The SRE team has the unique opportunity to work with all aspects of our platform. We run entirely in the cloud—AWS, Azure and GCP. Our applications and services are containerized and serverless. If you’re excited about learning and supporting new technologies and many different types of products (including mobile apps, hardware, websites, messaging queues, serverless pipelines, and more), and working with an incredibly talented team, then this is the position for you!
As a Senior SRE, you have a software development background or systems background with strong coding skills. Ideal candidates want to deeply understand how our systems work from the infrastructure level, their dependencies to other systems, to the customer experience and how to mitigate risk. You are comfortable with giving and taking technical direction. You are a great communicator and self starter that strives to make the company and our technologies better.
- Collaborate with teams to architect, engineer, and optimize products for Kubernetes and the cloud
- Create and enhance Continuous Integration/Continuous Deployment (CI/CD) pipelines, release management processes, and tools
- Maintain observability tools and promote standardization and best practices for development teams.
- Build tools, automation, and frameworks to improve system stability and reliability
- Lead the effort in promoting and prioritizing reliability, driving achievement of uptime goals and mentoring colleagues in SRE best practices.
- Provide oncall support to development teams for critical business applications in production
- Play an active role in facilitating an SRE guild, contributing to its operation and ensuring the sharing of knowledge and collaboration among members
- Conduct comprehensive Production Readiness Reviews, working with teams to identify and establish Service Level Objectives (SLOs), and ensure high-quality and dependable services
- Write and contribute to project plans, engineering level documentation, and develop operational excellent standard operating procedures and runbooks with a focus on automation
- 5+ years of experience in SRE or Platform Engineer role supporting a 24x7 production environment
- 3+ years AWS or comparable cloud resource administration/support in a production environment.
- Strong expertise in Kubernetes administration, containerization tools (e.g., Docker), and Helm, adhering to industry best practices such as GitOps.
- Proficiency in scripting languages such as Python, Ruby, Bash, Node.js, and/or Go.
- Experience with distributed tracing and proficient with one or more of the following monitoring solutions: Prometheus, Elasticsearch, Datadog, and Cloudwatch
- Demonstrated proficiency with current software development lifecycle (SDLC) concepts and best-practices, CI/CD pipelines, and test-driven development
- Strong problem-solving, operational skills, and automation advocate
Platform Science Benefits Highlights
The company offers various benefits to regular, full-time employees including:
- Medical, dental, and vision insurance
- Short-term and long-term disability insurances
- AD&D and life insurance
- 401k plan
- Paid vacation, sick leave and holidays
- Six weeks of paid parental leave
For more information please see the Benefits Highlights brochure for regular, full-time employees.
In addition, you can access the Benefit Highlights brochure for regular, full-time employees by copying and pasting the link into your browser: https://www.platformscience.com/benefits.
This is an exempt role. Our job titles for each posting may span across more than one job level. The estimated base salary for this role is between $145,292 and $227,680. The range displayed on each job posting reflects the minimum and maximum target range for new hire base salaries across all US locations. Compensation packages are based on many factors unique to each candidate, including but not limited to skill set, work experience, relevant trainings and certifications, business needs, market demands and specific geographical location. The base pay range is subject to change and may be modified in the future. This role may also be eligible for bonus, equity, and benefits.

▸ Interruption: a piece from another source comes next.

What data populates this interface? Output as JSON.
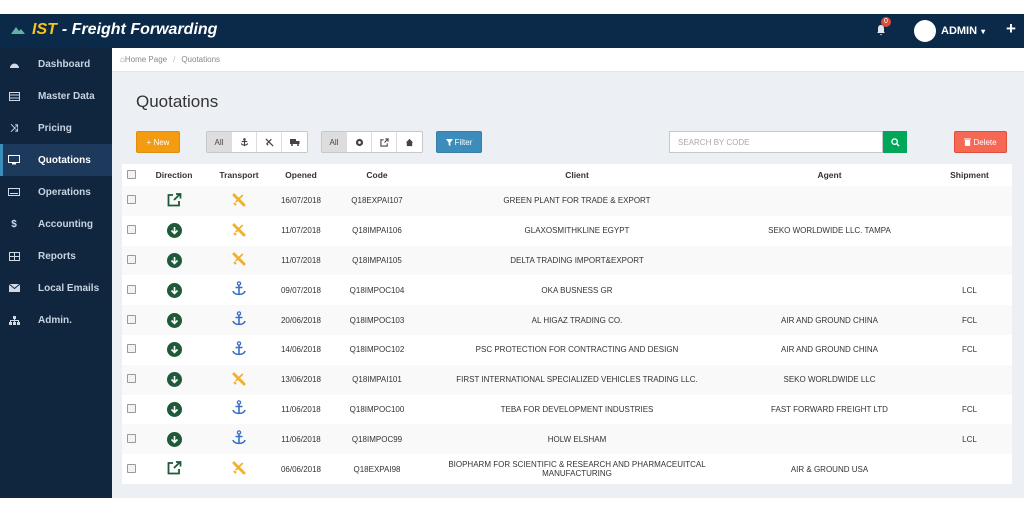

Please note that the compensation details listed in US role postings reflect the base salary only, and do not include bonus, equity, or benefits.
We are not accepting unsolicited resumes from employment agencies.
At this time we only consider candidates in these states: AL, AR, AZ, CA, CO, FL, GA, ID, IL, KY, MA, MD, MI, MN, MO, NC, NH, NV, NY, OH, OK, OR, PA, SC, TN, TX, UT, VA, WA, and WI. In the future we plan to add more states.